The story follows The Ambassador, her friends, and her team as they look for ways to stop the invading Olmeri. The Ambassador is a highly respected older woman, not another Captain or Lost Renegade. She is not a broken relic looking for redemption. She’s good at what she does. Very good. She is slightly snarky, really likes coffee, is an adept in the martial arts, speaks multiple languages, and keeps lots of secrets. She’s still got game but she’s not a ‘young vixen’ any more. She’d like to retire. She can’t. The High Council has summoned her for a difficult new mission.
The Ambassador is low-concept, realistic and grounded. It combines the humanity of the original Star Trek with the expert teamwork of the original Mission: Impossible, magical swords and jewels from Tolkien and Stargate, mystical lore from Chinese martial arts, and characters who would be at home in Mayberry.
It’s a comfortable adventure in a world where excellence is expected, integrity and honor matter, trust is earned, wits matter more than firepower, friends are the best, everybody gets a seat at the table, and the good guys win most of the time. It crosses generations and cultures, East and West. It’s new and fresh and old and full of all sorts of hooks and turns. Always another secret to be revealed. It’s not the same and it is exactly the same. It will make you smile, cry a little, and smile again. It’s normal, mostly.
The Ambassador and her team don’t save the universe. They try to do good. Sometimes they succeed. Sometimes they fail. They are excellent at what they do. They are brilliant and humble, honest and kind. They are mostly regular, normal, outwardly average, incredibly interesting, quietly extraordinary people.
Teamwork, Family, Old Friends, New Friends
The characters, scenes, dialog, and settings are all intended to be reminiscent of a past that never existed in a future we can only hope for. The contrast between old and new, familiar and strange, past and future tugs at who the characters are and what they do.
Having a meal together, making more room at the table, and taking care of each other are recurring scenarios. Each time, there is something more revealed in the conversation, just like around an old-fashioned family dinner table. The hope that comes from having a hot meal or a friend come to visit is universal. The idea behind these scenes is to remind how nice it can be to share a meal with goods friends.
In the story and in parallel with the real world, agriculture and trade are the primary basis for interactions with other worlds. The Ambassador is a skilled trade negotiator. Her particular emphasis is agribusiness. She negotiates multi-year shipments of all sorts of food products, addresses equipment and support needs, and looks for ways to develop more agricultural trade in the Local Neighborhood.

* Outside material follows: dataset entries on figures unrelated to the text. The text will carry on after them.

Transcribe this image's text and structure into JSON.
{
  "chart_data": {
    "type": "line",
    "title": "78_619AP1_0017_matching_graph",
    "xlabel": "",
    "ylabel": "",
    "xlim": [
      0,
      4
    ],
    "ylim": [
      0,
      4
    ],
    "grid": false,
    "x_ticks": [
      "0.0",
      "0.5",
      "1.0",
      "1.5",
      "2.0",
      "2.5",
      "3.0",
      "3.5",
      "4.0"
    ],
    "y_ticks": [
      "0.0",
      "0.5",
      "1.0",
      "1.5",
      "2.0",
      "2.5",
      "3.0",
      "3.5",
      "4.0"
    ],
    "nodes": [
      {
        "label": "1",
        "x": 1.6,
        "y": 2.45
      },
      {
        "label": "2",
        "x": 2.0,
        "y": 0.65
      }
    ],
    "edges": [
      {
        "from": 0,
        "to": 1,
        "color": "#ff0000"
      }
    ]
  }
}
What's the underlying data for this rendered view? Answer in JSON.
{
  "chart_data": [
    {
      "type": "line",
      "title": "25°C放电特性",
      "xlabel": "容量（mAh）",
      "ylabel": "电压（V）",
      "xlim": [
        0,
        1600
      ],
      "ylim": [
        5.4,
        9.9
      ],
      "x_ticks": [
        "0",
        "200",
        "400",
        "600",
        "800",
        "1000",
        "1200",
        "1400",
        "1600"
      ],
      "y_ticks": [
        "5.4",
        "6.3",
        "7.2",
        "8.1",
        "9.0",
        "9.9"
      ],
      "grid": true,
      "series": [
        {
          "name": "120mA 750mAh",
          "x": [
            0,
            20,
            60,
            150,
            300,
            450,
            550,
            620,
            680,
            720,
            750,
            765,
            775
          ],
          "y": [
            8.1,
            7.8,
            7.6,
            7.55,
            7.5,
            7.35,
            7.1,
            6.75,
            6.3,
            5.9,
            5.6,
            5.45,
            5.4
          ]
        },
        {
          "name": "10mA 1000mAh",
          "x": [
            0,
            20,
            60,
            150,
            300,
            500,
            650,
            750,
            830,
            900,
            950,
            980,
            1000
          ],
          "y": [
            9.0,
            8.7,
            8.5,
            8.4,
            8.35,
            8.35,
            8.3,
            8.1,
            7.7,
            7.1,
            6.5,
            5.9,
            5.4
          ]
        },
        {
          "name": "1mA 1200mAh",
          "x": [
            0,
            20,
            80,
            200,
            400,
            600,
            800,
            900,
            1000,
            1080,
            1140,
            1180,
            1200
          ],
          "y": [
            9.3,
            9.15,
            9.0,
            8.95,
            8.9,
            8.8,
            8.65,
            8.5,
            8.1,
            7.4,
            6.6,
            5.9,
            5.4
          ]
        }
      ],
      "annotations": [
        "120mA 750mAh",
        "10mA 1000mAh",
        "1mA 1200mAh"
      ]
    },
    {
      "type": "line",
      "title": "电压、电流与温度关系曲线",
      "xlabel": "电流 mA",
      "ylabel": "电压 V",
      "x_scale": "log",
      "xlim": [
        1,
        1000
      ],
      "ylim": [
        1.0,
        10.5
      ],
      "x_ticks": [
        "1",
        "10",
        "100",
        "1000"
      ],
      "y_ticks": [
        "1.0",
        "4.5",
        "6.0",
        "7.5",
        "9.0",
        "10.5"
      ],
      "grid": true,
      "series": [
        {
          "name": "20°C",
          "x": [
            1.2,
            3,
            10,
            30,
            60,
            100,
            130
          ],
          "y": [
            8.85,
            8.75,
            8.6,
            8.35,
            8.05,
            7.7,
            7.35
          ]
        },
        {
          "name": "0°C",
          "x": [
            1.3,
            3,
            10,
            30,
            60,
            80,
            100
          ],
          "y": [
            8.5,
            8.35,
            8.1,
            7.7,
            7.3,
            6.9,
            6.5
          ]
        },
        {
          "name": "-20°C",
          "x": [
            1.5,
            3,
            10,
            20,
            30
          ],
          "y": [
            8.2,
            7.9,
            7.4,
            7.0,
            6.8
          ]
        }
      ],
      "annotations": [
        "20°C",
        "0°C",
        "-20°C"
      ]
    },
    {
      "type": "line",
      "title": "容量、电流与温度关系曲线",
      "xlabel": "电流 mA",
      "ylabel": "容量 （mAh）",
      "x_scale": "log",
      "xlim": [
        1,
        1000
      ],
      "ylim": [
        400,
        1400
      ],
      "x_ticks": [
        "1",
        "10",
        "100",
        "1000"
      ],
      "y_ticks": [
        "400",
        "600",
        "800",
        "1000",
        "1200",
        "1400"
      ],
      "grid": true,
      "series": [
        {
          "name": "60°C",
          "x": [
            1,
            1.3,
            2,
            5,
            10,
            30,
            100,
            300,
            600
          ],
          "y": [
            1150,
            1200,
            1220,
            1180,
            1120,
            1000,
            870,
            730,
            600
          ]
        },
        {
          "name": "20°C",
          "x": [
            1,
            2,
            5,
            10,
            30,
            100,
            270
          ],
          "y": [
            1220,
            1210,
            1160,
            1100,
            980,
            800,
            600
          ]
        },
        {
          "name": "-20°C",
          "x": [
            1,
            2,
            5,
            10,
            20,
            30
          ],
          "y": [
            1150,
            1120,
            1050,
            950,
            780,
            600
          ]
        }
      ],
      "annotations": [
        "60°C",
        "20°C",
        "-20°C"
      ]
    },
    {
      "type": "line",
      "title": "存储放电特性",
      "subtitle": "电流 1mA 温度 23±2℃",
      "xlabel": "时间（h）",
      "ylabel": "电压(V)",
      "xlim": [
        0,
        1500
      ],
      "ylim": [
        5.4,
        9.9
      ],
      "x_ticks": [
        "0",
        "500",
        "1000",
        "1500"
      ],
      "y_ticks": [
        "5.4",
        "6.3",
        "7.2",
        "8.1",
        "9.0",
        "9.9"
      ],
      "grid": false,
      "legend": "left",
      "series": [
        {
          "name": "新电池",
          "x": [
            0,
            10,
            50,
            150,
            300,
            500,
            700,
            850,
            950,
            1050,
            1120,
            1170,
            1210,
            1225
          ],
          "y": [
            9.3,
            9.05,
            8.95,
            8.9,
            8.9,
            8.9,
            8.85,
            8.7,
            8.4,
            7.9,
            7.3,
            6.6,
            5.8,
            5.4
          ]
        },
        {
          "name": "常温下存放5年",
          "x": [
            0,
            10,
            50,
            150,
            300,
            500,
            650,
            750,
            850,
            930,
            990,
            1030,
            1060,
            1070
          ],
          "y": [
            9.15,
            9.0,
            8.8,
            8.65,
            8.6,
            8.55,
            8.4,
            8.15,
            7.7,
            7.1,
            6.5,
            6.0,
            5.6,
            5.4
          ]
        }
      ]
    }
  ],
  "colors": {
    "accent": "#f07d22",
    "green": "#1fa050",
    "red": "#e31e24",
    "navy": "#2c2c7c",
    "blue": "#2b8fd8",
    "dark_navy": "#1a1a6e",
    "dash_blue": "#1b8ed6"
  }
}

Fight scenes are focused on protecting and defending, not attacking. Training scenes reflect the teachings and philosophy of the traditional internal arts. Being able to win without fighting is ideal (Sun Zi). But if you have to fight, being highly effective is essential. To accomplish this, preparation, training and regular practice are required.
The environments and locations in the story are more or less familiar to the characters. They don’t consider what they are doing all that exceptional even though others do. To them, flights among the stars are not that much different than a routine trip on a private jet or a well-appointed yacht. But they are not tourists and their adventures are far from routine.
Growing up and Growing old
The characters look for ways to understand each other and the situation with the Olmeri. But a solution to the problem with the Olmeri isn’t the goal for the stories. The goal for the stories is to reveal how the characters think, how they work through the questions, and how they learn to work together. They develop their relationships with themselves and each other in the process.
How we learn and grow as human beings, as students, and as teachers are key to the interactions and many of the conversations the characters have. The older ones remember and recognize they are older. They gently say goodbye to the generation before. The middle group is experienced, capable and strong. The younger ones are able and quick to learn.
Finding New Perspectives
The story spans multiple generations and includes characters from several generations. They each have a particular perspective depending on their race, origins, and age. Those differences are something they respect and appreciate. As it turns out, the perspective of the youngest generation provides one of the solutions. Perspective, who we are, how we look at a problem, how we look at others, and how we look at ourselves are recurring scenarios.
So many of us these days are running on empty. Tomorrow is so close and so far away. The world is on the brink of change and we don’t know what it is. We’d like a little less tension and anxiety. Crying is okay, but we’d like to smile maybe a little more. We want something familiar and comforting to hold on to. Something that we can relate to. Something that isn’t about everything and everyone being broken.
We want heroes who could be us.
Concept art by Rick Lundeen
GENRE: Sci-fi/Adventure/Martial Arts/Hopepunk (PG)
NUTSHELL: Jacqueline Chan and the Little Rascals meet Andy Taylor in space
LOGLINE: An accomplished older woman leads a tight-knit team to protect the Local Neighborhood. Together, they must find a way to stop the invading Olmeri.